Here's the story.  Back in 2010, a couple of economists,  Carmen Reinhart and Kenneth Rogoff, released a paper.  Entitled "Growth in a Time of Debt", the paper made some pretty weird leaps of logic, which, although completely unsubtantiated, were latched onto by people whose belief system was such that they didn't believe in "feeding a recession", even though that was clearly called for in this situation. 

The main finding of the paper was that "...median growth rates for countries with public debt over 90 percent of GDP are roughly one percent lower than otherwise; average (mean) growth rates are several percent lower." Countries with debt-to-GDP ratios above 90 percent have a slightly negative average growth rate, in fact.

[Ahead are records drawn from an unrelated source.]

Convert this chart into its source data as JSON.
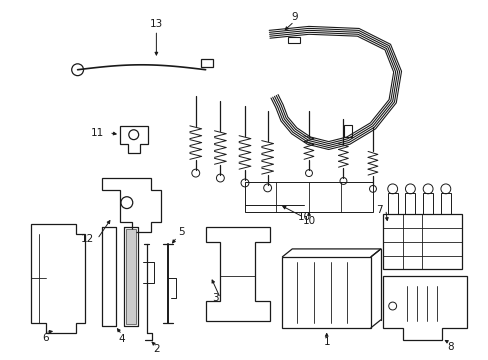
{
  "background_color": "#ffffff",
  "line_color": "#1a1a1a",
  "lw": 0.9,
  "fig_width": 4.89,
  "fig_height": 3.6,
  "dpi": 100
}
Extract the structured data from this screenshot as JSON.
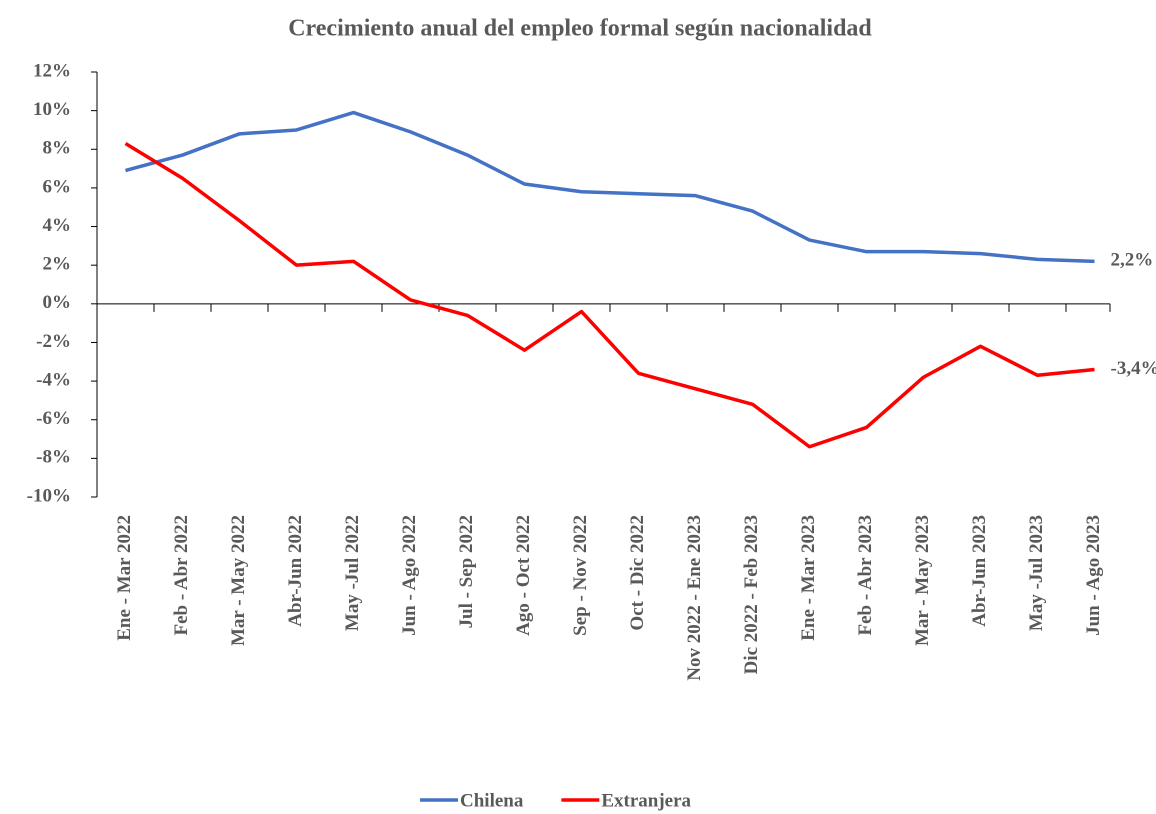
{
  "chart_data": {
    "type": "line",
    "title": "Crecimiento anual del empleo formal según nacionalidad",
    "categories": [
      "Ene - Mar 2022",
      "Feb - Abr 2022",
      "Mar - May 2022",
      "Abr-Jun 2022",
      "May -Jul 2022",
      "Jun - Ago 2022",
      "Jul - Sep 2022",
      "Ago - Oct 2022",
      "Sep - Nov 2022",
      "Oct - Dic 2022",
      "Nov 2022 - Ene 2023",
      "Dic 2022 - Feb 2023",
      "Ene - Mar 2023",
      "Feb - Abr 2023",
      "Mar - May 2023",
      "Abr-Jun 2023",
      "May -Jul 2023",
      "Jun - Ago 2023"
    ],
    "series": [
      {
        "name": "Chilena",
        "color": "#4472c4",
        "values": [
          6.9,
          7.7,
          8.8,
          9.0,
          9.9,
          8.9,
          7.7,
          6.2,
          5.8,
          5.7,
          5.6,
          4.8,
          3.3,
          2.7,
          2.7,
          2.6,
          2.3,
          2.2
        ],
        "value_labels": [
          null,
          null,
          null,
          null,
          null,
          null,
          null,
          null,
          null,
          null,
          null,
          null,
          null,
          null,
          null,
          null,
          null,
          "2,2%"
        ]
      },
      {
        "name": "Extranjera",
        "color": "#ff0000",
        "values": [
          8.3,
          6.5,
          4.3,
          2.0,
          2.2,
          0.2,
          -0.6,
          -2.4,
          -0.4,
          -3.6,
          -4.4,
          -5.2,
          -7.4,
          -6.4,
          -3.8,
          -2.2,
          -3.7,
          -3.4
        ],
        "value_labels": [
          null,
          null,
          null,
          null,
          null,
          null,
          null,
          null,
          null,
          null,
          null,
          null,
          null,
          null,
          null,
          null,
          null,
          "-3,4%"
        ]
      }
    ],
    "ylim": [
      -10,
      12
    ],
    "yticks": [
      {
        "value": -10,
        "label": "-10%"
      },
      {
        "value": -8,
        "label": "-8%"
      },
      {
        "value": -6,
        "label": "-6%"
      },
      {
        "value": -4,
        "label": "-4%"
      },
      {
        "value": -2,
        "label": "-2%"
      },
      {
        "value": 0,
        "label": "0%"
      },
      {
        "value": 2,
        "label": "2%"
      },
      {
        "value": 4,
        "label": "4%"
      },
      {
        "value": 6,
        "label": "6%"
      },
      {
        "value": 8,
        "label": "8%"
      },
      {
        "value": 10,
        "label": "10%"
      },
      {
        "value": 12,
        "label": "12%"
      }
    ],
    "grid": false,
    "legend": "bottom"
  }
}
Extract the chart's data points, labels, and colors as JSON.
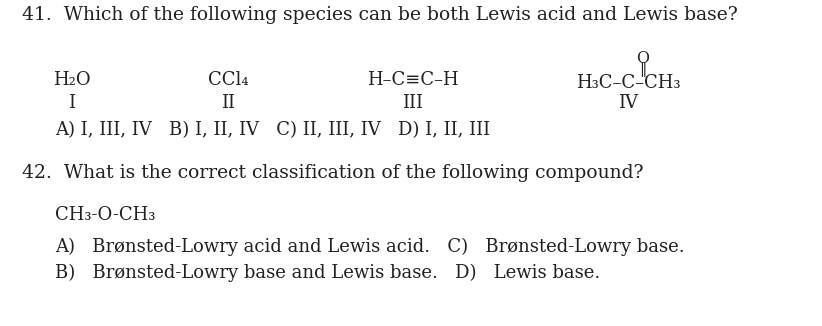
{
  "bg_color": "#ffffff",
  "text_color": "#231f20",
  "q41_num": "41.",
  "q41_body": "  Which of the following species can be both Lewis acid and Lewis base?",
  "sp1": "H₂O",
  "sp2": "CCl₄",
  "sp3": "H–C≡C–H",
  "sp4_main": "H₃C–C–CH₃",
  "sp4_o": "O",
  "sp4_dbl": "‖",
  "rom1": "I",
  "rom2": "II",
  "rom3": "III",
  "rom4": "IV",
  "ans41": "A) I, III, IV   B) I, II, IV   C) II, III, IV   D) I, II, III",
  "q42_num": "42.",
  "q42_body": "  What is the correct classification of the following compound?",
  "compound": "CH₃-O-CH₃",
  "ansA42": "A)   Brønsted-Lowry acid and Lewis acid.   C)   Brønsted-Lowry base.",
  "ansB42": "B)   Brønsted-Lowry base and Lewis base.   D)   Lewis base.",
  "fs_main": 13.5,
  "fs_chem": 13.0,
  "fs_small": 11.5
}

In other words, debt ... not unemployment or inflation ... was suddenly the primary problem, even though 70 years of a growing, stable economy, even when debt was very high (many times higher than it is today as a percentage of GDP) seemed to say conclusively that the real problem in any recession was unemployment, not debt.

But that was exactly what people who yearn for a small government wanted to hear, so even though it wasn't true, that became much of the world's economic focus since the paper was released in the US and in Europe.  (China's problem is how to "starve" their recession a little bit while keeping their workers working.) Paul Ryan's "Pathway to Prosperity" budgets, part one, two, and three, are based on this erroneous notion.  The European austerity model is based on it. 

And now, three years later, someone finally got around to peer reviewing this paper, and discovered that the Reinhart and Rogoff numbers couldn't be replicated.  And finally, Reinhart and Rogoff offered to share their spreadsheets. A surprise awaited the replicating teams.

There were three main problem with the original research. First, Reinhart and Rogoff selectively excluded years of high debt and average growth. Second, they used a debatable method to weight the countries. Third, there also appeared to be a coding error that excluded high-debt and average-growth countries. All three bias in favor of their result, and without them you don't get their controversial result.

In short, austerity doesn't work to cure recessions.  It makes a recession worse, as much of Europe is learning to its sorrow.  Will Congress learn that as well? Or will ideology trump common sense?